This blog post is from Adjunct Professor Frank Chindamo

In February of this year, my students were pitching their advanced web series ideas. I’ve fostered so many web series over the years that these new ideas (student cooking and thrifting series, for example,) seemed a bit tired.

Way back then, even though the worst bad news we were hearing was about the environment or the impeachment, I still wanted to offer these students, many of them graduating seniors, a brighter look at the world they were about to enter.

So I pitched THEM the idea of shooting a “Good News” series. One where the whole class would act as one production unit, one team. This was collaboration, not competition.

Surprisingly, they loved the idea and made the brand their own. And rather than use the old medium of YouTube, we all agreed that TikTok seemed fresher and more fun. Hence the series was born.

HOW WE ADAPTED ONLINE

While many teachers are using YouTube to share work, I’d always been a rebel and we use a private Facebook group. There you can add discussions, tags, likes, scary faces, response links and videos, etc. And former students can chime into the discussion as well. I haven’t yet started using Canvas for video discussion, but I can tell you not one student had either, but all of them had — and do — use Facebook. So, zero resistance.

As for launching the videos, TikTok gives preference to videos shot within their app, so we simply share our phone screens using Zoom. Here’s how to do it on a Mac with an iPhone. (PC/Android directions are probably similar.) Illustrations below.

  1. Open Zoom
  2. Plug a charger cable into your computer’s USB port and your phone’s charger port
  3. Click Share Screen
  4. Mouse over to the upper right-hand corner to “iPhone/iPad via Cable” *
  5. Give it a few seconds to start up
  6. It should open iTunes, but just close that and do NOT synch your phone to your computer at this time. Just close iTunes.
  7. “Allow” access to the phone (sometimes it asks, “Trust This Device?”) Click “Yes.”
  8. Wait another couple of seconds, and boom – you should see your phone screen on your computer screen, and so will the participants in your Zoom meeting. (Should I have told you to close anything embarrassing first?) **

RESULTS SO FAR

At this moment we have about 20,000 views, with an amazingly good ratio of over 2,000 likes. That kind of popularity is usually reserved for sunsets and kittens!

See https://vm.tiktok.com/sgX4VS/ and of course, please Like and Subscribe.
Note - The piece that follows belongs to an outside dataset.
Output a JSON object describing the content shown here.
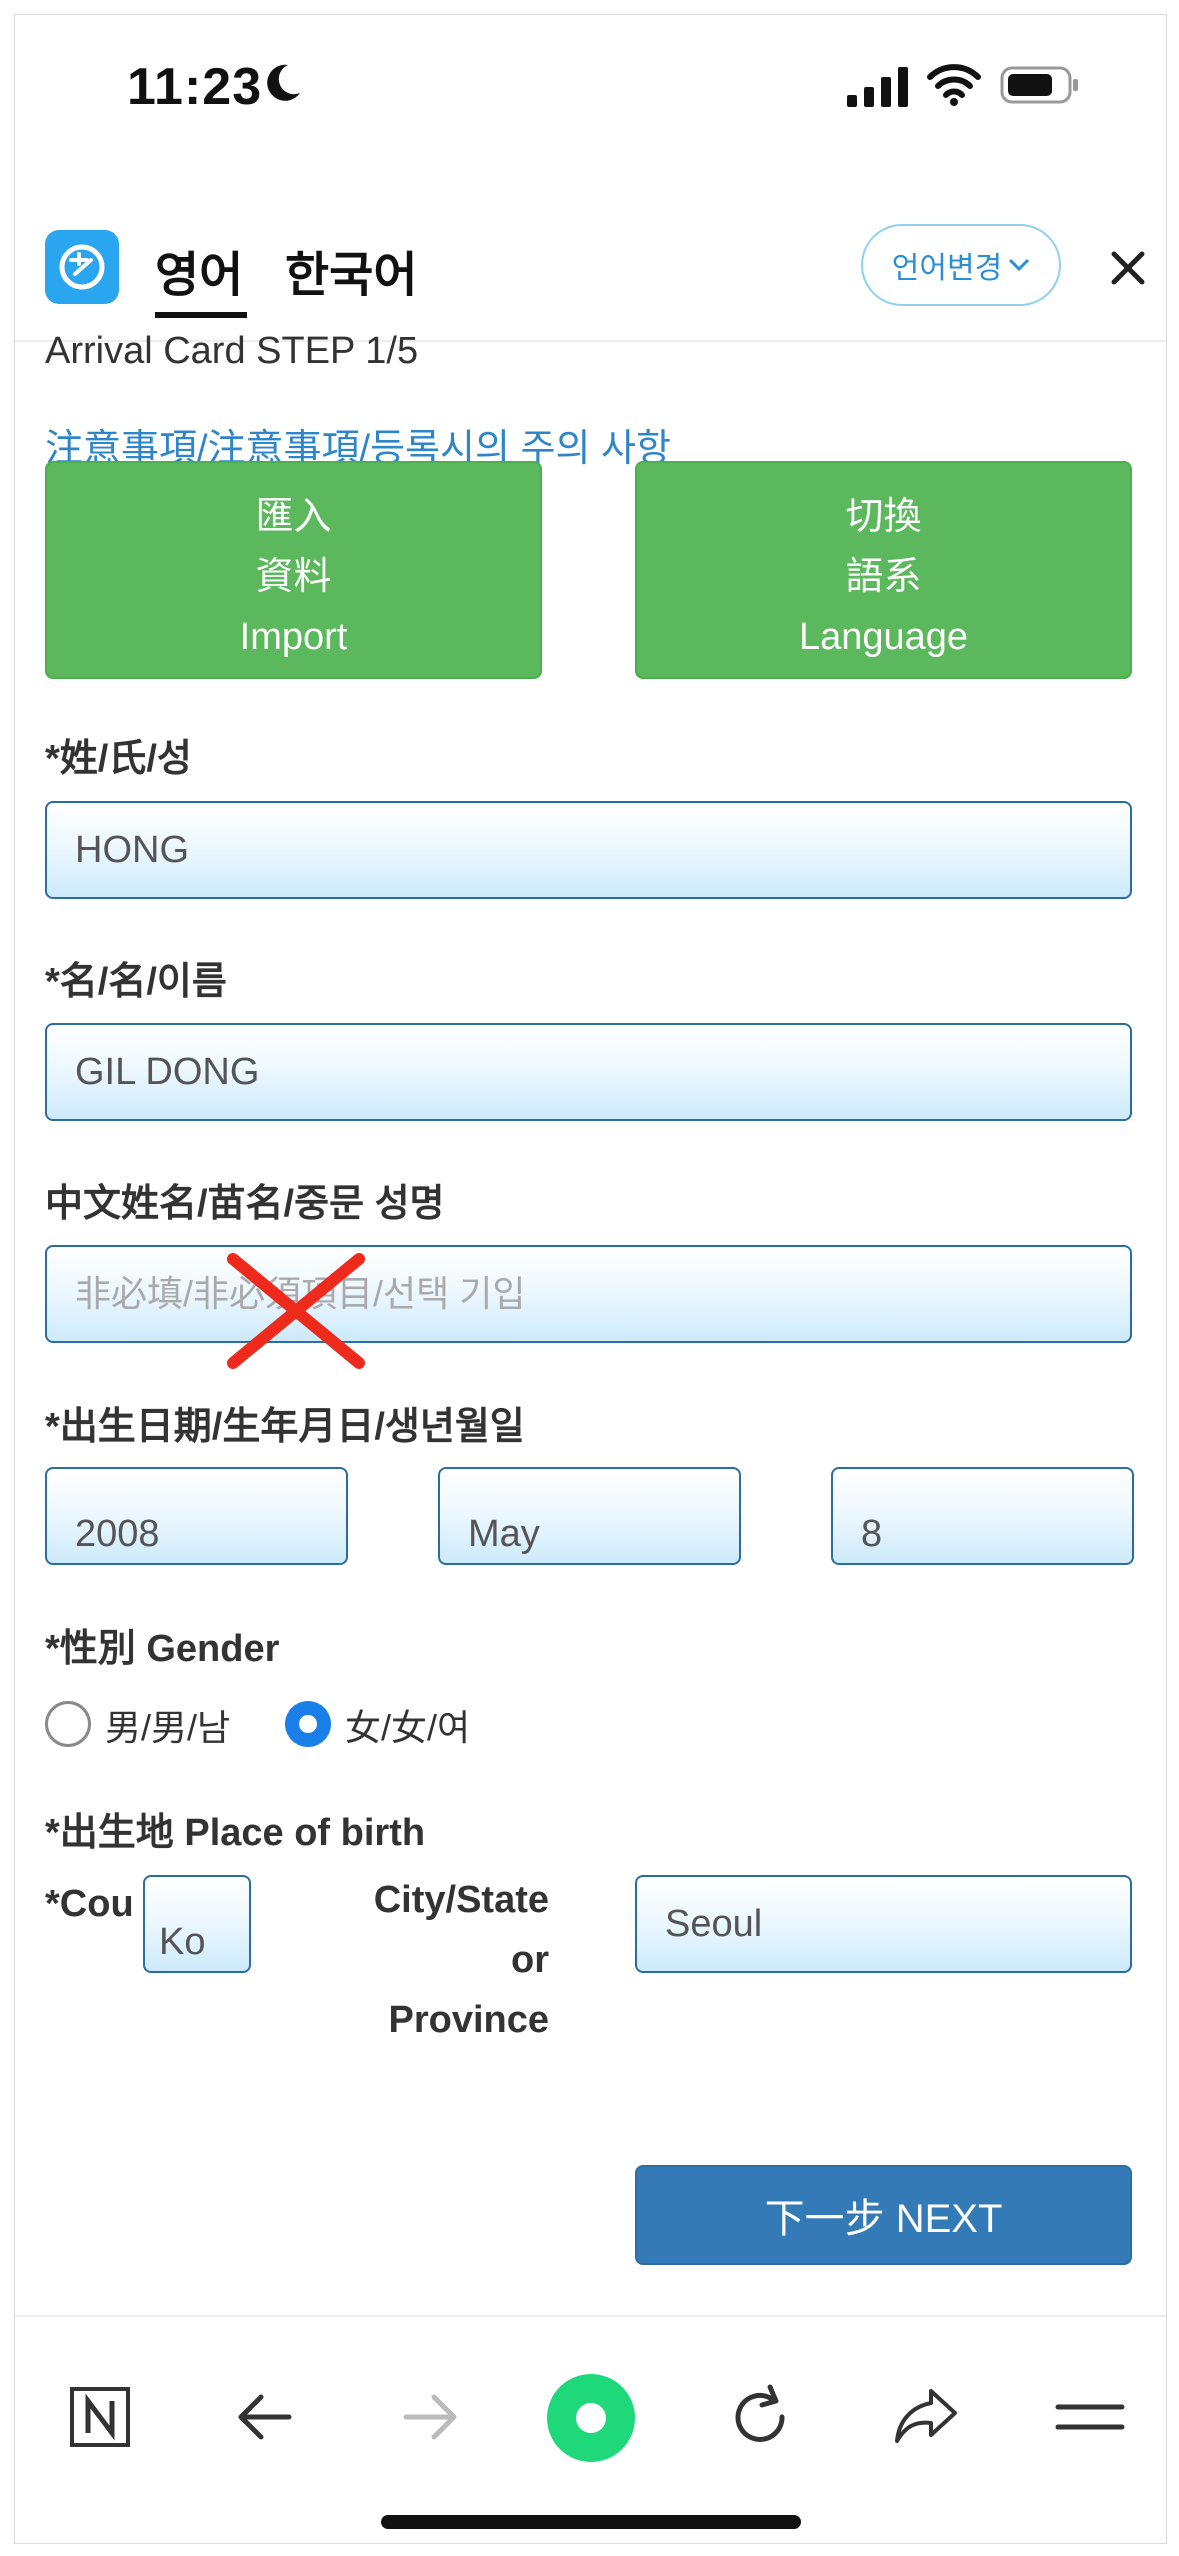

It also helps to write a Press release if you want to publicize your students’ achievements. I wrote this with feedback and approval from the students, and so far, it’s gotten picked up by:

Chapman’s Slate: https://blogs.chapman.edu/dodge/announcement/good-news-for-you-dodge-students-tiktok/

Interactive TV Today (coming soon, 40,000 followers): http://itvt.com

And this month to Jackie Koppel’s “Everybody Loves Lincoln” Good news Instagram with 6,000 followers: https://www.instagram.com/jackiekoppell/

We’re also trying to get onto John Krasinski’s “Some Good News” channel because

  1. A) He has two million subscribers and B) We thought of it first!

 

SO FINALLY, HERE’S THE PRESS RELEASE

April 20, 2020:

Chapman University’s Advanced Web Video class has banded together to create the popular “ForYouFromUs” TikTok channel of all Good News stories.

Amid all of the bad news flooding our Twitter feeds and news stations, our students have put their energy into creating some positivity!  Each weekday, they share a different TikTok from a member of the class highlighting their favorite recent good news story. They’ve covered… the possible One Direction reunion, the time a classmate ran into YouTube star David Dobrik, Disco parties for seniors in Korea, funny babies, and of course the news flash that “A Plane has just landed safely.”